Luke never slept. Her mind fought to understand how that could be. How could an infant sleep only four hours out of every twenty-four? How could this baby stand to be awake, fussing, crying the second his body wasn’t being rocked or moved? She had read explanations: he had colic, he was in pain, an almost continual pain that kept him awake; the motion soothed him, reminded him of the womb, calmed him. He did need sleep, but his digestion wasn’t permitting him the rest. The book said he couldn’t wake himself up any more than he could prevent himself from falling asleep; those perverse abilities came around eight months. This was out of his control. It was not Luke’s fault; he was an innocent in pain and all her patience was required.
“Let him cry if you can’t take it,” her pediatrician had advised over the phone. She had called the doctor a few hours ago, in a desperate state, exhausted by five hours of walking Luke in the Snugli. The Snugli was a womb made of fabric, a carrying pouch which put Luke’s face into her chest, and curled him up against her stomach. Inside it, Luke was quiet and even got snatches of sleep. But the Snugli gave her no rest; on the contrary, its cross straps bit across her back and strained muscles which had escaped the ravages of pregnancy. “I feel like I’m losing my mind,” she had said to the doctor. This was the first week Eric had gone to work and left her alone with the baby. Today she had broken down and called Eric to ask if he could come home early. Eric said no, the market was very active, and suggested she phone his parents, but she declined.

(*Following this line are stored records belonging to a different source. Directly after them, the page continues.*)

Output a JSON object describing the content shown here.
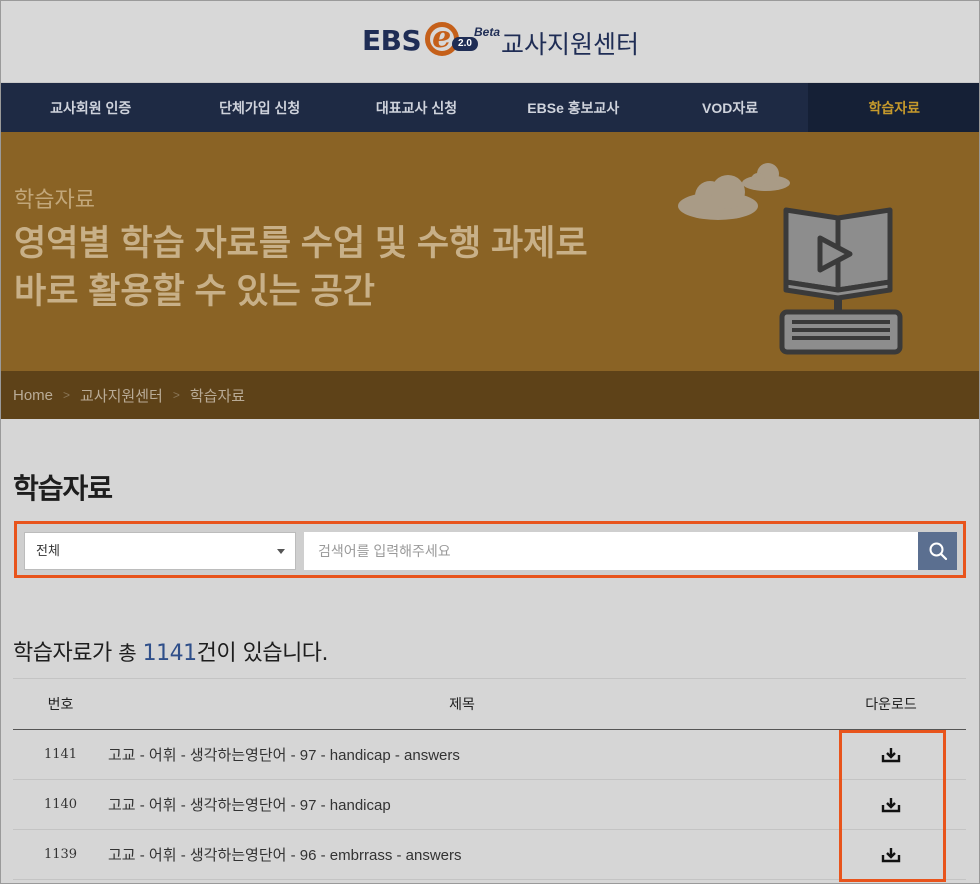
{
  "header": {
    "logo_ebs": "EBS",
    "logo_e": "e",
    "logo_version": "2.0",
    "logo_beta": "Beta",
    "site_title": "교사지원센터"
  },
  "nav": {
    "items": [
      {
        "label": "교사회원 인증"
      },
      {
        "label": "단체가입 신청"
      },
      {
        "label": "대표교사 신청"
      },
      {
        "label": "EBSe 홍보교사"
      },
      {
        "label": "VOD자료"
      },
      {
        "label": "학습자료",
        "active": true
      }
    ],
    "active_color": "#c69a2c"
  },
  "hero": {
    "subtitle": "학습자료",
    "title_line1": "영역별 학습 자료를 수업 및 수행 과제로",
    "title_line2": "바로 활용할 수 있는 공간",
    "background_color": "#8a6325",
    "illustration_icon": "book-video-keyboard-icon"
  },
  "breadcrumb": {
    "items": [
      "Home",
      "교사지원센터",
      "학습자료"
    ],
    "separator": ">"
  },
  "section": {
    "title": "학습자료"
  },
  "search": {
    "select_value": "전체",
    "placeholder": "검색어를 입력해주세요",
    "button_icon": "search-icon",
    "highlight_color": "#e8541c"
  },
  "summary": {
    "prefix": "학습자료가",
    "mid": "총",
    "count": "1141",
    "suffix": "건이 있습니다."
  },
  "table": {
    "headers": {
      "no": "번호",
      "title": "제목",
      "download": "다운로드"
    },
    "rows": [
      {
        "no": "1141",
        "title": "고교 - 어휘 - 생각하는영단어 - 97 - handicap - answers"
      },
      {
        "no": "1140",
        "title": "고교 - 어휘 - 생각하는영단어 - 97 - handicap"
      },
      {
        "no": "1139",
        "title": "고교 - 어휘 - 생각하는영단어 - 96 - embrrass - answers"
      }
    ],
    "download_icon": "download-icon"
  }
}
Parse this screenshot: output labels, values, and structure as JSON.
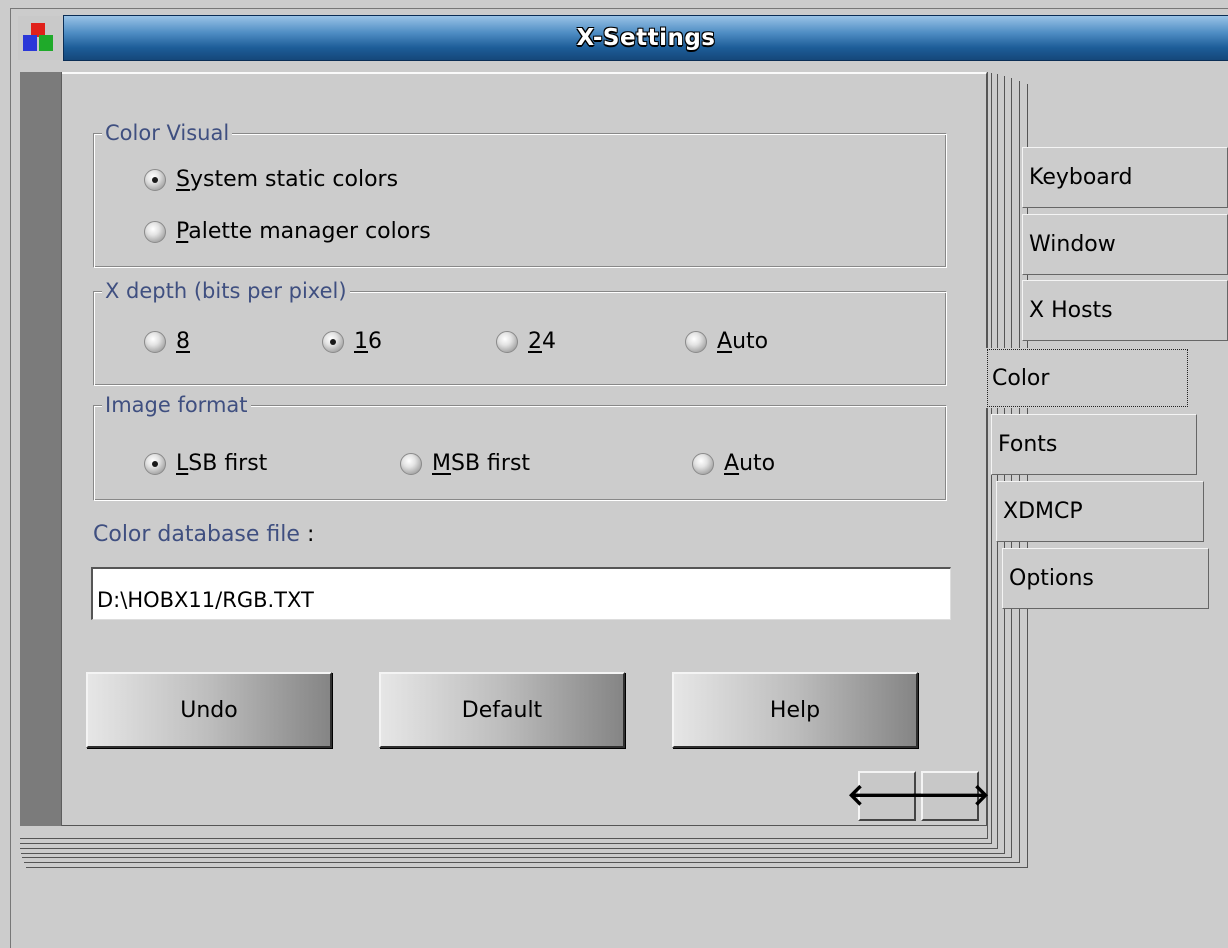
{
  "window": {
    "title": "X-Settings",
    "system_menu_icon": "colored-blocks-icon"
  },
  "tabs": [
    {
      "label": "Keyboard",
      "active": false
    },
    {
      "label": "Window",
      "active": false
    },
    {
      "label": "X Hosts",
      "active": false
    },
    {
      "label": "Color",
      "active": true
    },
    {
      "label": "Fonts",
      "active": false
    },
    {
      "label": "XDMCP",
      "active": false
    },
    {
      "label": "Options",
      "active": false
    }
  ],
  "color_visual": {
    "legend": "Color Visual",
    "options": [
      {
        "mnemonic": "S",
        "rest": "ystem static colors",
        "selected": true
      },
      {
        "mnemonic": "P",
        "rest": "alette manager colors",
        "selected": false
      }
    ]
  },
  "x_depth": {
    "legend": "X depth (bits per pixel)",
    "options": [
      {
        "mnemonic": "8",
        "rest": "",
        "selected": false
      },
      {
        "mnemonic": "1",
        "rest": "6",
        "selected": true
      },
      {
        "mnemonic": "2",
        "rest": "4",
        "selected": false
      },
      {
        "mnemonic": "A",
        "rest": "uto",
        "selected": false
      }
    ]
  },
  "image_format": {
    "legend": "Image format",
    "options": [
      {
        "mnemonic": "L",
        "rest": "SB first",
        "selected": true
      },
      {
        "mnemonic": "M",
        "rest": "SB first",
        "selected": false
      },
      {
        "mnemonic": "A",
        "rest": "uto",
        "selected": false
      }
    ]
  },
  "color_db": {
    "label": "Color database file",
    "separator": ":",
    "value": "D:\\HOBX11/RGB.TXT"
  },
  "buttons": {
    "undo": "Undo",
    "default": "Default",
    "help": "Help"
  },
  "nav": {
    "prev_icon": "arrow-left-icon",
    "next_icon": "arrow-right-icon",
    "prev_glyph": "🡐",
    "next_glyph": "🡒"
  },
  "colors": {
    "titlebar": "#1d5d98",
    "label_text": "#3f4f80",
    "background": "#cccccc"
  }
}
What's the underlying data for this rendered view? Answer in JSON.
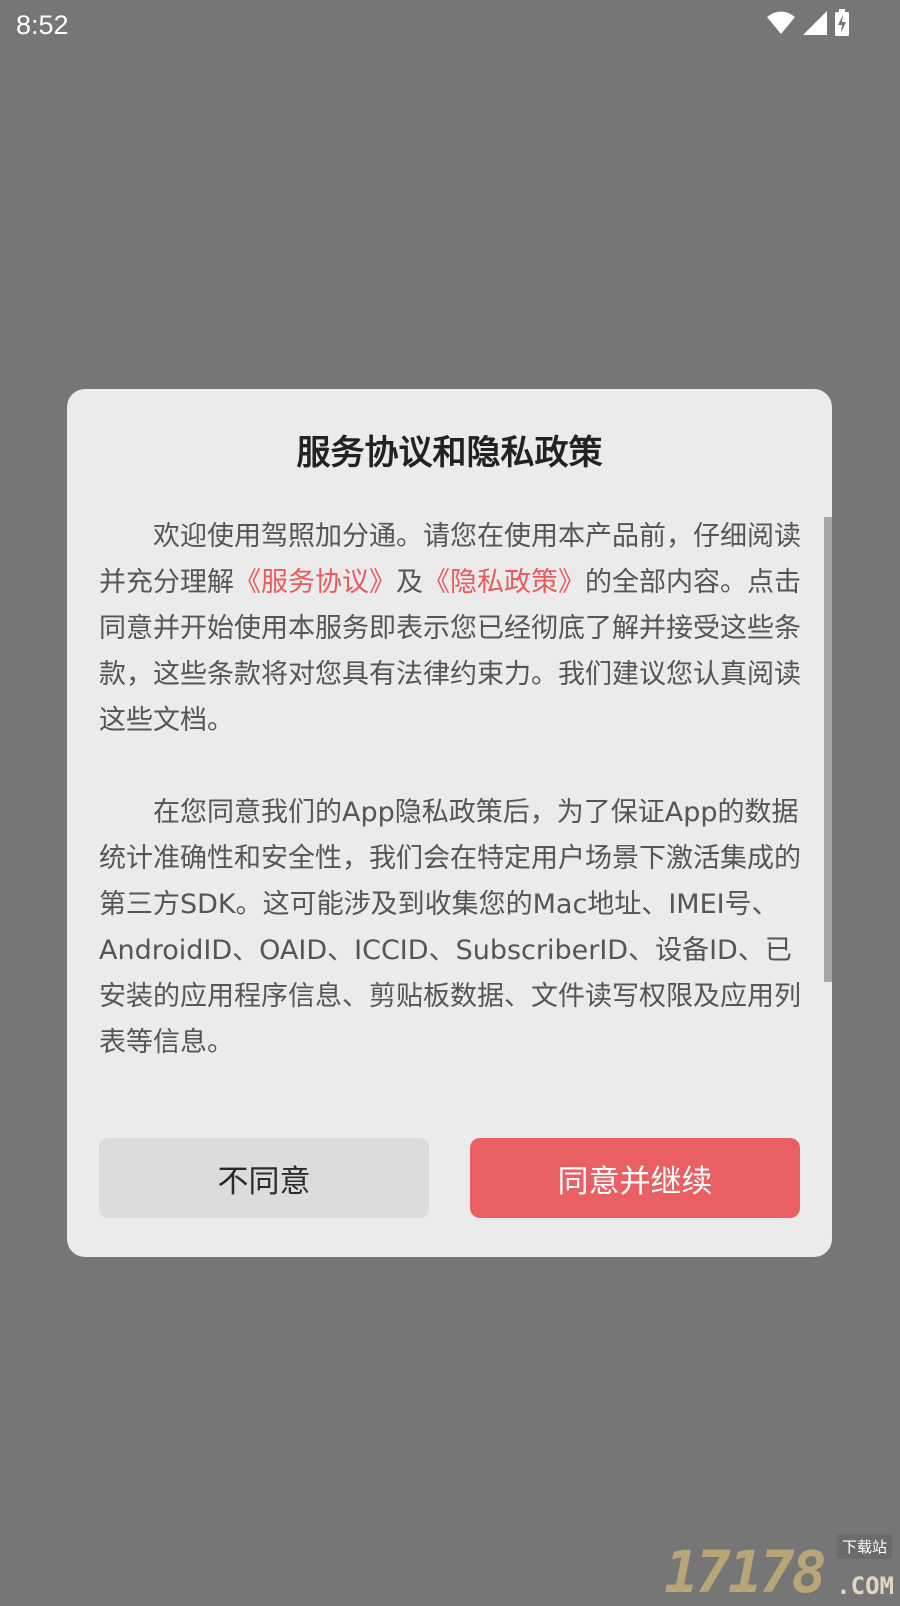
{
  "status_bar": {
    "time": "8:52",
    "icons": [
      "wifi-icon",
      "cellular-signal-icon",
      "battery-charging-icon"
    ]
  },
  "dialog": {
    "title": "服务协议和隐私政策",
    "paragraph1": {
      "text_before": "欢迎使用驾照加分通。请您在使用本产品前，仔细阅读并充分理解",
      "link_service": "《服务协议》",
      "text_mid": "及",
      "link_privacy": "《隐私政策》",
      "text_after": "的全部内容。点击同意并开始使用本服务即表示您已经彻底了解并接受这些条款，这些条款将对您具有法律约束力。我们建议您认真阅读这些文档。"
    },
    "paragraph2": "在您同意我们的App隐私政策后，为了保证App的数据统计准确性和安全性，我们会在特定用户场景下激活集成的第三方SDK。这可能涉及到收集您的Mac地址、IMEI号、AndroidID、OAID、ICCID、SubscriberID、设备ID、已安装的应用程序信息、剪贴板数据、文件读写权限及应用列表等信息。",
    "disagree_label": "不同意",
    "agree_label": "同意并继续"
  },
  "watermark": {
    "digits": "17178",
    "suffix": ".COM",
    "badge": "下载站"
  },
  "colors": {
    "overlay": "#767676",
    "dialog_bg": "#ebebeb",
    "link": "#e85b5e",
    "agree_button": "#ea5f64",
    "disagree_button": "#dcdcdc"
  }
}
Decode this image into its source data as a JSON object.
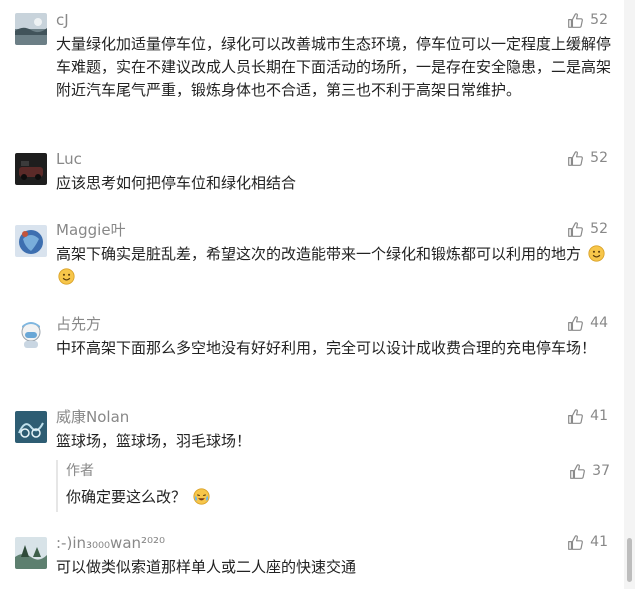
{
  "comments": [
    {
      "name": "cJ",
      "likes": "52",
      "text": "大量绿化加适量停车位，绿化可以改善城市生态环境，停车位可以一定程度上缓解停车难题，实在不建议改成人员长期在下面活动的场所，一是存在安全隐患，二是高架附近汽车尾气严重，锻炼身体也不合适，第三也不利于高架日常维护。"
    },
    {
      "name": "Luc",
      "likes": "52",
      "text": "应该思考如何把停车位和绿化相结合"
    },
    {
      "name": "Maggie叶",
      "likes": "52",
      "text": "高架下确实是脏乱差，希望这次的改造能带来一个绿化和锻炼都可以利用的地方"
    },
    {
      "name": "占先方",
      "likes": "44",
      "text": "中环高架下面那么多空地没有好好利用，完全可以设计成收费合理的充电停车场！"
    },
    {
      "name": "威康Nolan",
      "likes": "41",
      "text": "篮球场，篮球场，羽毛球场！",
      "reply": {
        "name": "作者",
        "likes": "37",
        "text": "你确定要这么改？"
      }
    },
    {
      "name": ":-)in₃₀₀₀wan²⁰²⁰",
      "likes": "41",
      "text": "可以做类似索道那样单人或二人座的快速交通"
    }
  ],
  "icons": {
    "like": "thumbs-up-icon",
    "smile_emoji": "smile-emoji-icon",
    "cry_emoji": "laugh-cry-emoji-icon"
  },
  "colors": {
    "name": "#888888",
    "text": "#222222",
    "like": "#888888"
  }
}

This was the first goddamned week. She couldn’t ask for their help so soon. “I feel like I’m going crazy,” she repeated to the pediatrician. “Isn’t there some medicine you can give him?”
“Colic lasts three months. And then it goes away. It doesn’t do him any harm. His digestive tract needs time to mature. Comfort him as much as you can, but let him cry if you can’t handle it.”
Let him cry! Who raised these people, these doctors? she wondered. Did they all go to military school?
So she went back to pushing the carriage, harnessing herself into the Snugli, rocking Luke in her arms. The moment, the instant, the split second, sometimes even a fraction before she stopped the various movements, he cried, he raged, his legs pulled up, his face distorted in pain, his rear end expelled gas, his stomach compressed into a tight ball. Why does it only hurt him when I stop moving? She began to suspect Luke. He knows. He knows. If he pretends to hurt, I’ll pamper him. He knows.
Can’t he tell he’s killing me? He’s breaking me; he’s making me a failure.
Tears came from her as she sagged into despair. I can’t even be a mother. The simplest goddamned thing in the world. A peasant, an idiot can do it. While Luke sucked, tears collected at Nina’s jaw and formed a large drop, which then fell on his stretchy. Luke chewed away, unconcerned.
Nina studied him. He was content now. His curly black hair was damp from the humidity; the oppressive weather, the hot gray stifling days, drained her energy.
Luke peered blankly at her while he sucked her dry. There was no apology in his eyes. No sheepishness in his chewing. No fear of reprisal. Only suspicion, a wary surveillance of her. Don’t you make a move, his expressionless blue eyes seemed to say. You stay right here for me.